The Ledger died as a stand-alone paper some years ago when most of the mills closed. It was combined with The Enquirer, the morning paper, to create one paper for Columbus, The Ledger-Enquirer. The same thing happened in Durham in 1991, when The Durham Sun succumbed to the exodus of tobacco and textile mills from the Bull City and combined with the Durham Morning Herald. Coincidentally, The Ledger and The Durham Sun were once owned by the same man, Reynaldo Page.

Now there are new economic realities threatening even these combined newspapers.
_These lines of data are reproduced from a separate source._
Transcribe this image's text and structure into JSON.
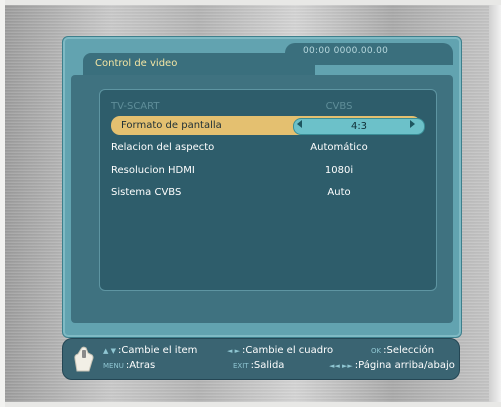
{
  "window": {
    "title": "Control de video",
    "clock": "00:00  0000.00.00"
  },
  "menu": {
    "rows": [
      {
        "label": "TV-SCART",
        "value": "CVBS",
        "state": "disabled"
      },
      {
        "label": "Formato de pantalla",
        "value": "4:3",
        "state": "selected"
      },
      {
        "label": "Relacion del aspecto",
        "value": "Automático",
        "state": "normal"
      },
      {
        "label": "Resolucion HDMI",
        "value": "1080i",
        "state": "normal"
      },
      {
        "label": "Sistema CVBS",
        "value": "Auto",
        "state": "normal"
      }
    ]
  },
  "help": {
    "item_change": {
      "keys": "▲ ▼",
      "text": ":Cambie el item"
    },
    "frame_change": {
      "keys": "◄ ►",
      "text": ":Cambie el cuadro"
    },
    "selection": {
      "keys": "OK",
      "text": ":Selección"
    },
    "menu_back": {
      "keys": "MENU",
      "text": ":Atras"
    },
    "exit": {
      "keys": "EXIT",
      "text": ":Salida"
    },
    "page": {
      "keys": "◄◄ ►►",
      "text": ":Página arriba/abajo"
    }
  },
  "colors": {
    "window": "#62a3b0",
    "panel": "#2e5d6b",
    "highlight": "#e4c070",
    "value_box": "#6cc1c9",
    "title_text": "#f3e5a4"
  }
}
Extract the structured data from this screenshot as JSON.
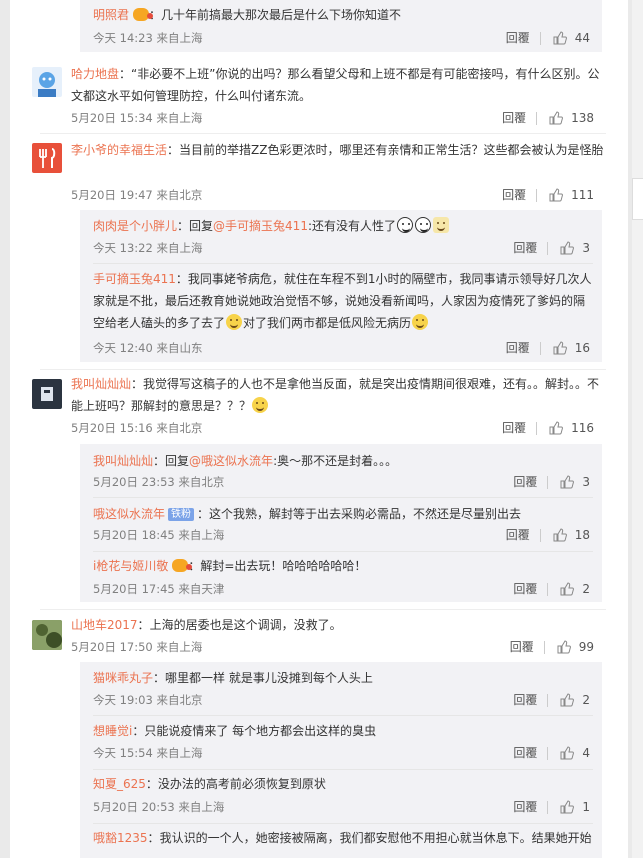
{
  "actions": {
    "reply_label": "回覆"
  },
  "comments": [
    {
      "replies": [
        {
          "user": "明照君",
          "sep": "：",
          "text": "几十年前搞最大那次最后是什么下场你知道不",
          "time": "今天 14:23 来自上海",
          "likes": "44"
        }
      ]
    },
    {
      "user": "哈力地盘",
      "sep": "：",
      "text": "“非必要不上班”你说的出吗？那么看望父母和上班不都是有可能密接吗，有什么区别。公文都这水平如何管理防控，什么叫付诸东流。",
      "time": "5月20日 15:34 来自上海",
      "likes": "138"
    },
    {
      "user": "李小爷的幸福生活",
      "sep": "：",
      "text": "当目前的举措ZZ色彩更浓时，哪里还有亲情和正常生活？这些都会被认为是怪胎",
      "time": "5月20日 19:47 来自北京",
      "likes": "111",
      "replies": [
        {
          "user": "肉肉是个小胖儿",
          "sep": "：",
          "pre": "回复",
          "mention": "@手可摘玉兔411",
          "text": ":还有没有人性了",
          "time": "今天 13:22 来自上海",
          "likes": "3"
        },
        {
          "user": "手可摘玉兔411",
          "sep": "：",
          "text": "我同事姥爷病危，就住在车程不到1小时的隔壁市，我同事请示领导好几次人家就是不批，最后还教育她说她政治觉悟不够，说她没看新闻吗，人家因为疫情死了爹妈的隔空给老人磕头的多了去了",
          "text_after": "对了我们两市都是低风险无病历",
          "time": "今天 12:40 来自山东",
          "likes": "16"
        }
      ]
    },
    {
      "user": "我叫灿灿灿",
      "sep": "：",
      "text": "我觉得写这稿子的人也不是拿他当反面，就是突出疫情期间很艰难，还有。。解封。。不能上班吗？那解封的意思是？？？",
      "time": "5月20日 15:16 来自北京",
      "likes": "116",
      "replies": [
        {
          "user": "我叫灿灿灿",
          "sep": "：",
          "pre": "回复",
          "mention": "@哦这似水流年",
          "text": ":奥～那不还是封着。。。",
          "time": "5月20日 23:53 来自北京",
          "likes": "3"
        },
        {
          "user": "哦这似水流年",
          "badge": "铁粉",
          "sep": "：",
          "text": "这个我熟，解封等于出去采购必需品，不然还是尽量别出去",
          "time": "5月20日 18:45 来自上海",
          "likes": "18"
        },
        {
          "user": "i枪花与姬川敬",
          "sep": "：",
          "text": "解封=出去玩！哈哈哈哈哈哈！",
          "time": "5月20日 17:45 来自天津",
          "likes": "2"
        }
      ]
    },
    {
      "user": "山地车2017",
      "sep": "：",
      "text": "上海的居委也是这个调调，没救了。",
      "time": "5月20日 17:50 来自上海",
      "likes": "99",
      "replies": [
        {
          "user": "猫咪乖丸子",
          "sep": "：",
          "text": "哪里都一样 就是事儿没摊到每个人头上",
          "time": "今天 19:03 来自北京",
          "likes": "2"
        },
        {
          "user": "想睡觉i",
          "sep": "：",
          "text": "只能说疫情来了 每个地方都会出这样的臭虫",
          "time": "今天 15:54 来自上海",
          "likes": "4"
        },
        {
          "user": "知夏_625",
          "sep": "：",
          "text": "没办法的高考前必须恢复到原状",
          "time": "5月20日 20:53 来自上海",
          "likes": "1"
        },
        {
          "user": "哦豁1235",
          "sep": "：",
          "text": "我认识的一个人，她密接被隔离，我们都安慰他不用担心就当休息下。结果她开始"
        }
      ]
    }
  ]
}
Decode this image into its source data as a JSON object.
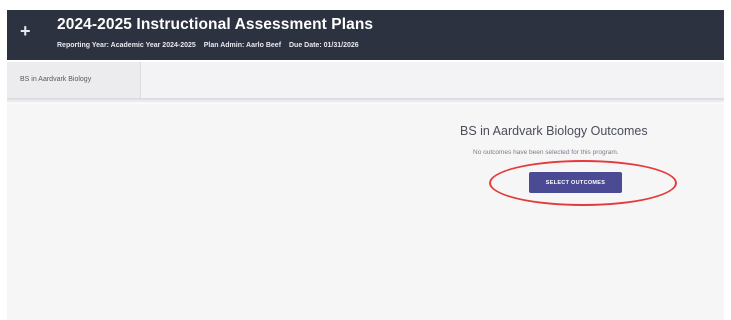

The Ledger-Enquirer is one of them:

About half of the 174 employees of the Columbus (Ga.) Ledger-Enquirer will be required to take a week off without pay, the paper reported Thursday.

Publisher Valerie Canepa told employees that 88 workers, including newsroom employees, will be required to take the furlough between Sept. 6 and Dec. 12, according to the story by Tony Adams.

I still have a few friends working there. Hope things work out.